Figure 3.

DMF-induced HO-1 selectively prevents IL-23 induction. (A) DCs were treated with DMSO or 70 µM DMF, and HO-1 mRNA expression was determined by quantitative RT-PCR. HO-1 data were normalized to β-actin, and HO-1 level in control siRNA–transfected DMF–treated DCs was set as 1.0. The results are representative of three independent experiments.
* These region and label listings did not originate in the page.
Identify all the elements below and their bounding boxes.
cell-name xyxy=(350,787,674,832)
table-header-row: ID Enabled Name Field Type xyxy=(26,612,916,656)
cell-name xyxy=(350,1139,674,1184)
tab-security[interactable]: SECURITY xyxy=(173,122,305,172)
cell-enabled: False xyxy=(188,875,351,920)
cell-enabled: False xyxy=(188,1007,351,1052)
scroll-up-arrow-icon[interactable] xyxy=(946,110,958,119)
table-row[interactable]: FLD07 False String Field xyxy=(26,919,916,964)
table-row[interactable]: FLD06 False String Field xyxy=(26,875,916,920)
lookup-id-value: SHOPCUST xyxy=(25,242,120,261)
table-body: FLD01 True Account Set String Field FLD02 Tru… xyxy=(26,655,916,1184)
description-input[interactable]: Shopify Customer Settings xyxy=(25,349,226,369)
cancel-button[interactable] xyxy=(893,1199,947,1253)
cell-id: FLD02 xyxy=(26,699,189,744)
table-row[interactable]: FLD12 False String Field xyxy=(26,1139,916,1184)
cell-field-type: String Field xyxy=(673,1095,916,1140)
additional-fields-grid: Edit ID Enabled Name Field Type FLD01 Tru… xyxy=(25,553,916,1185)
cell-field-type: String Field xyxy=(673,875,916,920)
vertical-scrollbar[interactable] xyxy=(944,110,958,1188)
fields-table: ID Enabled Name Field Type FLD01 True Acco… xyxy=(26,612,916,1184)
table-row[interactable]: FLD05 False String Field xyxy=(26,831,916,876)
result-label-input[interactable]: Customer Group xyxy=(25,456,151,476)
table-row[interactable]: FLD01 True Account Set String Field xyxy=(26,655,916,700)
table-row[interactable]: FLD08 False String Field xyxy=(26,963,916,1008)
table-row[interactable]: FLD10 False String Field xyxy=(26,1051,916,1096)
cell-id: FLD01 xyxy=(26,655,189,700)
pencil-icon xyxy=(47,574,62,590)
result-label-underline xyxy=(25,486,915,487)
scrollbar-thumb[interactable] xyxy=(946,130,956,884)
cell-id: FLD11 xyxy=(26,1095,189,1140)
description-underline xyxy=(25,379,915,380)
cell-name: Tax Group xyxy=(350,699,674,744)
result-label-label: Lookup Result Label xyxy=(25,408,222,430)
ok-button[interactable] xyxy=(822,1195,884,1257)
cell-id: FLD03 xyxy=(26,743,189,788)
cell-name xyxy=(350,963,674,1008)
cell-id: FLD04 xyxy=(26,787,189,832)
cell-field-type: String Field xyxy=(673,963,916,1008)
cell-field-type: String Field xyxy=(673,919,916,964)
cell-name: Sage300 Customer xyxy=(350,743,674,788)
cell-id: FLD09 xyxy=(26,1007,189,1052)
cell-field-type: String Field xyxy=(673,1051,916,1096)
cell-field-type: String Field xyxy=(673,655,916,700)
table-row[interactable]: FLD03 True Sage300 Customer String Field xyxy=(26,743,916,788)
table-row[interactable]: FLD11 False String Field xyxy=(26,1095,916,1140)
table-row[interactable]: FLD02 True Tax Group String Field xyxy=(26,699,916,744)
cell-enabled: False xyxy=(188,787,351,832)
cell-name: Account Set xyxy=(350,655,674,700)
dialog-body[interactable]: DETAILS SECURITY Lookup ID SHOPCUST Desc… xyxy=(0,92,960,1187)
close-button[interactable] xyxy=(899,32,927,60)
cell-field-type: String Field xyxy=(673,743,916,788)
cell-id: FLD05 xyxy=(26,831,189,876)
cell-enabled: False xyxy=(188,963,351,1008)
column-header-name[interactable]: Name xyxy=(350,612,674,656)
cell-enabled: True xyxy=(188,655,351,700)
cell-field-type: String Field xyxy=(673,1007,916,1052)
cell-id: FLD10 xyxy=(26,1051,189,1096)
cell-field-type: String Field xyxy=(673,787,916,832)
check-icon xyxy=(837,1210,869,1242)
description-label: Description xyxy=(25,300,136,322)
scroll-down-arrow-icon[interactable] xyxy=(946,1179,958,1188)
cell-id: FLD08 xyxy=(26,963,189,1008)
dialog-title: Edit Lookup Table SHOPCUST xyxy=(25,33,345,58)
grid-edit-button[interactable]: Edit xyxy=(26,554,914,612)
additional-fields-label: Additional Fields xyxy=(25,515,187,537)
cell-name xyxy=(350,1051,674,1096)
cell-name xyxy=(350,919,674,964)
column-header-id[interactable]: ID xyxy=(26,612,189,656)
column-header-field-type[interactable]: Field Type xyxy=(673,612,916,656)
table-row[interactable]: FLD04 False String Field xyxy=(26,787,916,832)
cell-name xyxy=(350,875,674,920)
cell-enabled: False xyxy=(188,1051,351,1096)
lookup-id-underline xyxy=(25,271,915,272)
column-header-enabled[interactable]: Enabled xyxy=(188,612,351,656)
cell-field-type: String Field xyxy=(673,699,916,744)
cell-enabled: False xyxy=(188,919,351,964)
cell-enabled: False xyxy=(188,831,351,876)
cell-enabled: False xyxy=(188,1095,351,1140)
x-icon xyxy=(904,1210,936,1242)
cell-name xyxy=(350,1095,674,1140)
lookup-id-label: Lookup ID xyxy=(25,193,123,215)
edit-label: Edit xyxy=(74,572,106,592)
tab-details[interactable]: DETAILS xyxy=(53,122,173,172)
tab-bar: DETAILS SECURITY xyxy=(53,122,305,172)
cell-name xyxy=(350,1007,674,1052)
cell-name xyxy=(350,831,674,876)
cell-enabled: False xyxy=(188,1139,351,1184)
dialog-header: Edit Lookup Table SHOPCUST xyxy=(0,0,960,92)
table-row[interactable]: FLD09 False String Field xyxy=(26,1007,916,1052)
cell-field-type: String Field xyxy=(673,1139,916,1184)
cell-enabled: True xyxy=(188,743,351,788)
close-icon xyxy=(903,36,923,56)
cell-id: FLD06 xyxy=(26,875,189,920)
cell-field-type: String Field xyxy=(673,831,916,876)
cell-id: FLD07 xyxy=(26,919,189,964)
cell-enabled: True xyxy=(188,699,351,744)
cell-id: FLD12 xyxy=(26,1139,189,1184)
Error bars represent SEM. (B) HO-1 was knocked down, and levels of IL-12/IL-23p40, IL-23p19, or IL-12p35 mRNA were determined by RT-PCR. Data (mean ± SEM) were normalized to β-actin, and message levels in control siRNA–transfected DMF-treated DCs were set as 1.0. (C) DCs were treated as in A and lysed, and nuclear or cytoplasmic cell extracts were analyzed by Western blotting using antibodies directed against C- or N-terminal HO-1 protein. (D and E) DCs treated as in A were activated with LPS, cross-linked, and immunoprecipitated with anti–HO-1 (D) or anti-H3Ac (E). Bound DNA was amplified by quantitative PCR for primer sites P1 (AP-1; position 412–422 bp), P2 (c-Rel; position 560–584 bp), and P3 (RelA/c-Rel; position 394–406 bp). Data were pooled from four separate experiments and represent mean ± SEM (*, P < 0.05; **, P < 0.01; ns, not significant).